Der Labour-Vorsitzende hat die Tage seit Truss' Rücktritt damit verbracht, an die Tory-Partei zu appellieren, „das Land an die erste Stelle zu setzen“. Während er half, die Regierung abzuwählen, versprach er, dort weiterzumachen, wo die Tories aufgehört haben, was nichts anderes bedeutet als Sparmaßnahmen durchzusetzen und wenn nötig Krieg zu führen.

Über ein Misstrauensvotum sagte die Labour-Schattenministerin für Gleichstellung, Lisa Nandy, am Sonntag in einem Gespräch mit Sky News: „Es liegt jetzt allein an den Tory-Abgeordneten (...) Wir fordern sie auf, das Land vor die Partei zu stellen und das Richtige zu tun.“

In einem Interview mit der Sunday Times stellt Starmer seinen rechten Kurs vor und macht deutlich, dass die Labour Party keinen Richtungswechsel in der Regierung vornehmen, sondern der herrschenden Klasse einen Personalwechsel anbieten werde, um „Stabilität“ zu gewährleisten.

Sir Keir Starmer, Vorsitzender der britischen Labour Party, auf dem Jahreskongress der Partei in Liverpool, England, September 2022 [AP Photo/Jon Super]

Starmer argumentiert: „Wir brauchen eine ernsthafte, glaubwürdige Labour-Regierung, die eine Partei des gesunden Geldes ist, und das ist das Einzige, was den Markt am ehesten vollständig beruhigen wird (...) Es gibt Investoren mit riesigen Geldbeträgen, die kein Vertrauen in das haben, was diese chaotische, chaotische Partei tut.“

Starmer warnt davor, dass die Tory-Krise „das Vertrauen der Märkte und anderer in unsere Wirtschaft schmälert und unseren Ruf im Ausland ruiniert“. Und weiter: „Sprechen Sie mit jedem Geschäftsmann, der in den letzten Wochen auf Reisen war, und er wird Ihnen dasselbe sagen.“

Er fasst zusammen: „Wir alle haben die Pflicht, das Risiko zu verringern, und zwar durch Neuwahlen“, sowie „eine neue Labour-Regierung mit Rachel Reeves als Finanzministerin, die absolut klare finanzpolitische Regeln hat.“

Am Ende haben sich die Tories, an die Starmer appelliert hatte, hinter Sunak gestellt, um die Einheit der Konservativen Partei zu demonstrieren. Das könnte auch schiefgehen. Die Labour Party könnte mit ihrem Appell an die Tory-Rebellen für ein Misstrauensvotum bei den unzufriedenen Johnson-Anhängern noch Gehör finden.

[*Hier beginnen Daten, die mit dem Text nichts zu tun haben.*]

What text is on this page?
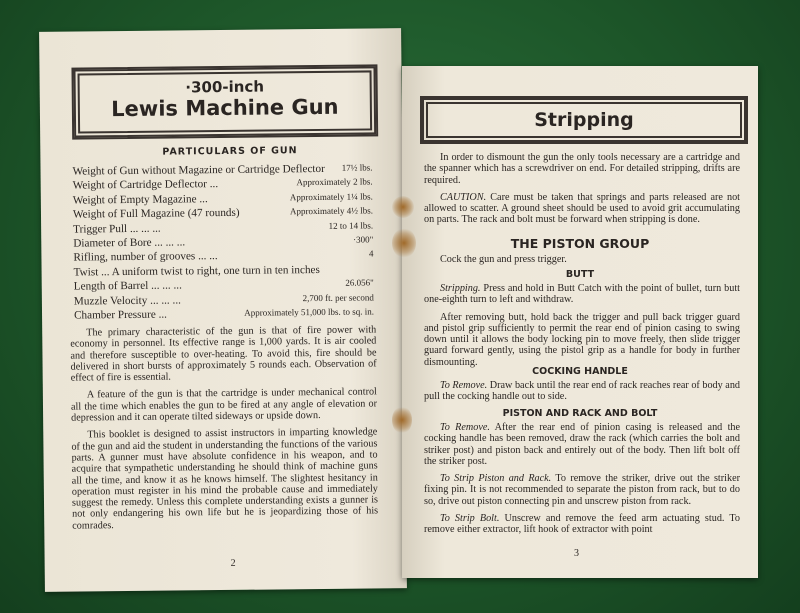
·300-inch
Lewis Machine Gun
PARTICULARS OF GUN
Weight of Gun without Magazine or Cartridge Deflector 17½ lbs.
Weight of Cartridge Deflector ...	Approximately 2 lbs.
Weight of Empty Magazine ...	Approximately 1¼ lbs.
Weight of Full Magazine (47 rounds)	Approximately 4½ lbs.
Trigger Pull ... ... ...	12 to 14 lbs.
Diameter of Bore ... ... ...	·300"
Rifling, number of grooves ... ...	4
Twist ... A uniform twist to right, one turn in ten inches
Length of Barrel ... ... ...	26.056"
Muzzle Velocity ... ... ...	2,700 ft. per second
Chamber Pressure ...	Approximately 51,000 lbs. to sq. in.

The primary characteristic of the gun is that of fire power with economy in personnel. Its effective range is 1,000 yards. It is air cooled and therefore susceptible to over-heating. To avoid this, fire should be delivered in short bursts of approximately 5 rounds each. Observation of effect of fire is essential.

A feature of the gun is that the cartridge is under mechanical control all the time which enables the gun to be fired at any angle of elevation or depression and it can operate tilted sideways or upside down.

This booklet is designed to assist instructors in imparting knowledge of the gun and aid the student in understanding the functions of the various parts. A gunner must have absolute confidence in his weapon, and to acquire that sympathetic understanding he should think of machine guns all the time, and know it as he knows himself. The slightest hesitancy in operation must register in his mind the probable cause and immediately suggest the remedy. Unless this complete understanding exists a gunner is not only endangering his own life but he is jeopardizing those of his comrades.

2
Stripping

In order to dismount the gun the only tools necessary are a cartridge and the spanner which has a screwdriver on end. For detailed stripping, drifts are required.

CAUTION. Care must be taken that springs and parts released are not allowed to scatter. A ground sheet should be used to avoid grit accumulating on parts. The rack and bolt must be forward when stripping is done.

THE PISTON GROUP
Cock the gun and press trigger.
BUTT

Stripping. Press and hold in Butt Catch with the point of bullet, turn butt one-eighth turn to left and withdraw.

After removing butt, hold back the trigger and pull back trigger guard and pistol grip sufficiently to permit the rear end of pinion casing to swing down until it allows the body locking pin to move freely, then slide trigger guard forward gently, using the pistol grip as a handle for body in further dismounting.

COCKING HANDLE

To Remove. Draw back until the rear end of rack reaches rear of body and pull the cocking handle out to side.

PISTON AND RACK AND BOLT

To Remove. After the rear end of pinion casing is released and the cocking handle has been removed, draw the rack (which carries the bolt and striker post) and piston back and entirely out of the body. Then lift bolt off the striker post.

To Strip Piston and Rack. To remove the striker, drive out the striker fixing pin. It is not recommended to separate the piston from rack, but to do so, drive out piston connecting pin and unscrew piston from rack.

To Strip Bolt. Unscrew and remove the feed arm actuating stud. To remove either extractor, lift hook of extractor with point

3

Die Tory-Abgeordnete Nadine Dorries schrieb auf Twitter: „Rishi und Penny haben sich trotz der Aufforderung von Boris nicht zusammengeschlossen, was das Regieren völlig unmöglich macht. Es wird nun unmöglich sein, eine Parlamentswahl zu vermeiden.“

Der Abgeordnete Zac Goldsmith: „Ich verstehe nicht, wie wir einen dritten neuen Premierminister haben können - und ein politisches Programm, das meilenweit vom ursprünglichen Manifest entfernt ist - ohne uns an das Land zu wenden.“

Ein anderer Tory-Abgeordneter, Chris Chope, sagte gegenüber BBC Radio 4: „Wenn wir nicht jemanden als Chef im Parlament haben, der die Unterstützung und den Respekt der Fraktion genießt, sind wir faktisch unregierbar (...) Eine Parlamentswahl ist im Grunde die einzige Lösung.“

Die britische Politik hat sich in ein byzantinisches System von Palastputschen, Hofintrigen und Hinterzimmerdeals verwandelt, weil die wirkliche Opposition, die Arbeiterklasse, durch Labour und Gewerkschaftsbürokratie vom politischen Leben ausgeschlossen bleibt.

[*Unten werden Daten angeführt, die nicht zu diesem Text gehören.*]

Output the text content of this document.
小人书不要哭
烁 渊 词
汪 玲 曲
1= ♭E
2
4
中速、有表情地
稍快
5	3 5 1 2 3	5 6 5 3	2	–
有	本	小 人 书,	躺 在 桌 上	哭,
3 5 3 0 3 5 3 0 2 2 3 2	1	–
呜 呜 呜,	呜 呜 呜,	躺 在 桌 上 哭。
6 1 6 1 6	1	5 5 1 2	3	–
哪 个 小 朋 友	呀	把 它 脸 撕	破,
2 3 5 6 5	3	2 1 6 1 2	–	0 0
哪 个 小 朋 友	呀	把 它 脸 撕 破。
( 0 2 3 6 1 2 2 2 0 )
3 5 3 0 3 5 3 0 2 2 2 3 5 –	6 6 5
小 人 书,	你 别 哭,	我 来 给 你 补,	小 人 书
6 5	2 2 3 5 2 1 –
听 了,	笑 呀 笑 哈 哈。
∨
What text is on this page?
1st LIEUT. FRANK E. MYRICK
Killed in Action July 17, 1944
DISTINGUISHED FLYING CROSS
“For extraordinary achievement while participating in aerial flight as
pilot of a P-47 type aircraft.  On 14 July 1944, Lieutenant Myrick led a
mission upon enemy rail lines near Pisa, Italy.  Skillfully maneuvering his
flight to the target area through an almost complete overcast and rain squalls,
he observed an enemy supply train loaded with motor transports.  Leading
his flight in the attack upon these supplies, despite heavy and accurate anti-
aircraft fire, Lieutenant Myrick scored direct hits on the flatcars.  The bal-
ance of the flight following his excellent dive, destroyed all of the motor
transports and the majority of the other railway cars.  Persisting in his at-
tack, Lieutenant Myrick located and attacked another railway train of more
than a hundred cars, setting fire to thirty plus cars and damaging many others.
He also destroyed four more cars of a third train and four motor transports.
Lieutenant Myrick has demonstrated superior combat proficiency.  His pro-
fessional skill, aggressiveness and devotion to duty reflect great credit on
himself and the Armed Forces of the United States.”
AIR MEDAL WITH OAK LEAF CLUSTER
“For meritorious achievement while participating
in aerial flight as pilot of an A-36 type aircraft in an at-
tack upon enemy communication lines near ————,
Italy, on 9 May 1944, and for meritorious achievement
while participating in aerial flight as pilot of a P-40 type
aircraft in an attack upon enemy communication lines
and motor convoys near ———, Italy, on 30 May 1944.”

Millionen von Arbeitern drängen auf Streiks, da sie in Verzweiflung und Armut gestürzt werden. Dennoch haben bisher nicht mehr als 180.000 Menschen gestreikt, und das auch nur für einen Tag.

Die Socialist Equality Party ruft dazu auf, dass Aktionskomitees die Kontrolle über diese Kämpfe den Gewerkschaftsbürokraten aus den Händen nehmen und einen Generalstreik vorbereiten. Eine wesentliche Aufgabe dieser Aktionskomitees ist die Forderung nach sofortigen allgemeinen Wahlen.

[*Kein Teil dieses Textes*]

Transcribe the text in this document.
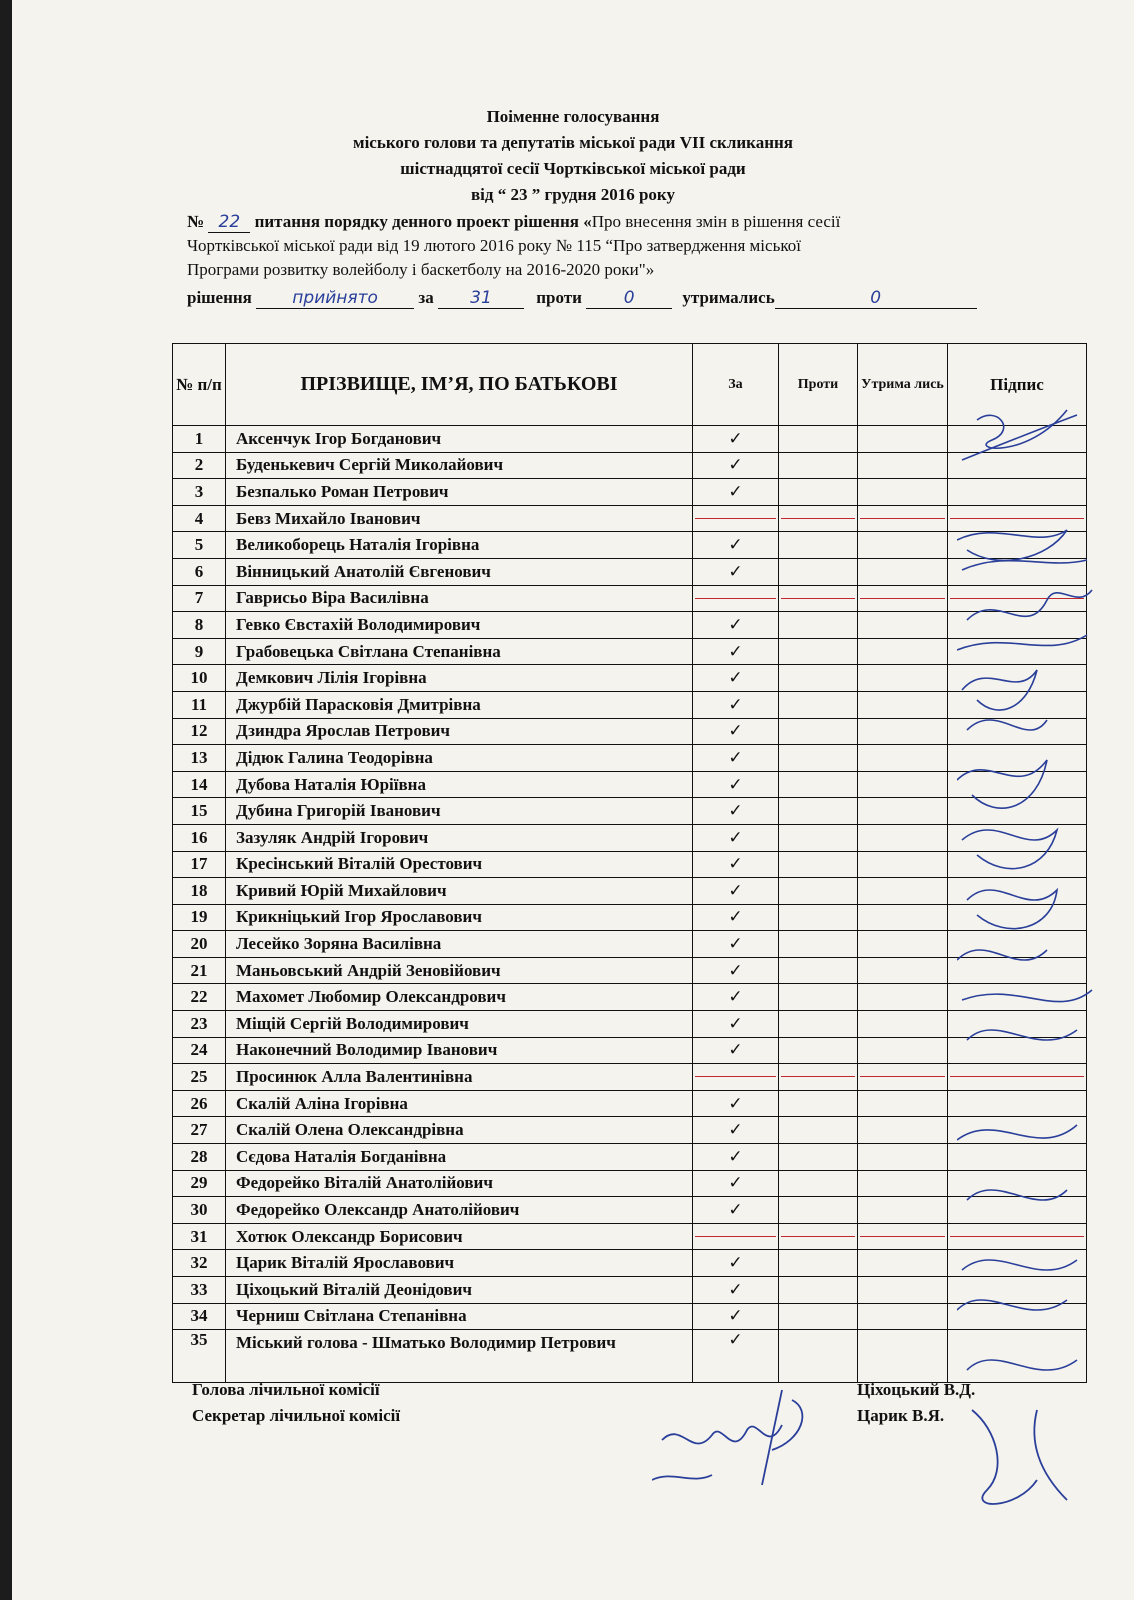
Поіменне голосування
міського голови та депутатів міської ради VII скликання
шістнадцятої сесії Чортківської міської ради
від “ 23 ” грудня 2016 року
№ 22 питання порядку денного проект рішення «Про внесення змін в рішення сесії
Чортківської міської ради від 19 лютого 2016 року № 115 “Про затвердження міської
Програми розвитку волейболу і баскетболу на 2016-2020 роки"»
рішення прийнято за 31	проти 0	утримались	0
№ п/п	ПРІЗВИЩЕ, ІМ’Я, ПО БАТЬКОВІ	За	Проти	Утрима лись	Підпис
1	Аксенчук Ігор Богданович	✓			
2	Буденькевич Сергій Миколайович	✓			
3	Безпалько Роман Петрович	✓			
4	Бевз Михайло Іванович				
5	Великоборець Наталія Ігорівна	✓			
6	Вінницький Анатолій Євгенович	✓			
7	Гаврисьо Віра Василівна				
8	Гевко Євстахій Володимирович	✓			
9	Грабовецька Світлана Степанівна	✓			
10	Демкович Лілія Ігорівна	✓			
11	Джурбій Парасковія Дмитрівна	✓			
12	Дзиндра Ярослав Петрович	✓			
13	Дідюк Галина Теодорівна	✓			
14	Дубова Наталія Юріївна	✓			
15	Дубина Григорій Іванович	✓			
16	Зазуляк Андрій Ігорович	✓			
17	Кресінський Віталій Орестович	✓			
18	Кривий Юрій Михайлович	✓			
19	Крикніцький Ігор Ярославович	✓			
20	Лесейко Зоряна Василівна	✓			
21	Маньовський Андрій Зеновійович	✓			
22	Махомет Любомир Олександрович	✓			
23	Міщій Сергій Володимирович	✓			
24	Наконечний Володимир Іванович	✓			
25	Просинюк Алла Валентинівна				
26	Скалій Аліна Ігорівна	✓			
27	Скалій Олена Олександрівна	✓			
28	Сєдова Наталія Богданівна	✓			
29	Федорейко Віталій Анатолійович	✓			
30	Федорейко Олександр Анатолійович	✓			
31	Хотюк Олександр Борисович				
32	Царик Віталій Ярославович	✓			
33	Ціхоцький Віталій Деонідович	✓			
34	Черниш Світлана Степанівна	✓			
35	Міський голова - Шматько Володимир Петрович	✓			
Голова лічильної комісії	Ціхоцький В.Д.
Секретар лічильної комісії	Царик В.Я.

Ein größerer Arbeitskampf kann die Regierung stürzen. Aber wodurch würde sie ersetzt werden? Der Trades Union Congress und alle Gewerkschaftsführer fordern die Arbeiter auf, sich hinter Starmer zu stellen. Dies muss zurückgewiesen und bekämpft werden! Und die fortschrittlichsten Arbeiter müssen die Entscheidung treffen, eine neue sozialistische Führung aufzubauen.

Die SEP würde eine Wahl nutzen, um die Tory-Labour-Verschwörung zu entlarven und herauszufordern. Sie würde die Arbeiter vor deren gemeinsamen Zielen warnen, die im Krieg gegen Russland und China und im Klassenkrieg gegen die Arbeiter bestehen. Dagegen baut die SEP die notwendige sozialistische Alternative zum Kapitalismus und seinen Parteien auf.